I respectfully dissent. This Court, in Ex parte Bell,475 So.2d 609, 611 (Ala. 1985), held that there was no general constitutional right to discovery in a criminal trial. Discovery is within the sound discretion of the trial court.See Charles Gamble, McElroy's Alabama Evidence § 290.05(1) (4th ed. 1991). I agree with the majority's holding that samples of blood and urine are discoverable under Rule 16, Ala.R.Cr.P.; however, I dissent because I believe that Harwell did not preserve this issue for review.
Harwell filed a motion seeking discovery of his own blood for independent testing. The trial court held a hearing on the discovery matters before seating the jury. At that hearing the trial court stated:
"Now, as an officer of the court, the district attorney has just told me that he has given the defendant everything that's discoverable to the knowledge that he has. And should we proceed in the trial and he offers anything that was discoverable that hasn't been given to you, I will sustain your objection. With that, we'll proceed."

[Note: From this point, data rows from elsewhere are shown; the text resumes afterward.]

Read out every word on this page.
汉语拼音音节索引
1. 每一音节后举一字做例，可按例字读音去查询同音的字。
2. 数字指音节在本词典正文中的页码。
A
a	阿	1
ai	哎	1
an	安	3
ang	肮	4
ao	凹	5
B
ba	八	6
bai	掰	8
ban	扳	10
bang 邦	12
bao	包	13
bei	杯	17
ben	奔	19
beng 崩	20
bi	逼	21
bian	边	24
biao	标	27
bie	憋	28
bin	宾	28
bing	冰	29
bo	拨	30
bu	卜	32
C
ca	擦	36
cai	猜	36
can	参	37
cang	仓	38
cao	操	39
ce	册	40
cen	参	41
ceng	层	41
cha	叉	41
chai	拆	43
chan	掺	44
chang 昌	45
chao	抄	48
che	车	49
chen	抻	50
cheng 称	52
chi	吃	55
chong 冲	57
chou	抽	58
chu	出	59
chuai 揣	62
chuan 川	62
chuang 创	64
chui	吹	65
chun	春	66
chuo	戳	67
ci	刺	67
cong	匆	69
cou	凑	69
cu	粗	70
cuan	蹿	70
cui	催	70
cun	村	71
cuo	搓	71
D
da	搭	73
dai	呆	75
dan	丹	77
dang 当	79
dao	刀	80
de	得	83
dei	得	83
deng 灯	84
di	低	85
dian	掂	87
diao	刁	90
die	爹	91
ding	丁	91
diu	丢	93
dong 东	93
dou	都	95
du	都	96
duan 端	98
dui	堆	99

At trial, the State offered the results of the blood and urine tests, without objection.
Judge Bowen, writing for the Court of Criminal Appeals in the recent case Pettway v. State, 607 So.2d 325, 331 (Ala.Cr.App. 1992), held:
"Rule 16 does not exist in a vacuum; it is subject to the general principle that objections must be made in a timely fashion. . . .
"A trial court should be informed of a party's failure to comply with discovery procedures as soon as the aggrieved party is aware of the non-compliance. At a minimum, the aggrieved party must object to the undisclosed evidence at the time that evidence is offered and must state the specific grounds for the objection, i.e., that the offending party failed to comply with the discovery order or some other aspect of Rule 16."
(Some emphasis original; other emphasis added.)
The record clearly shows that Harwell did not object to the admission of the results of the blood and urine tests; therefore, I believe, Harwell failed to preserve this issue for review. Because the issue was not preserved for review, I believe the judgment of the *Page 1339 Court of Criminal Appeals, affirming Harwell's conviction, should be affirmed; therefore, I dissent.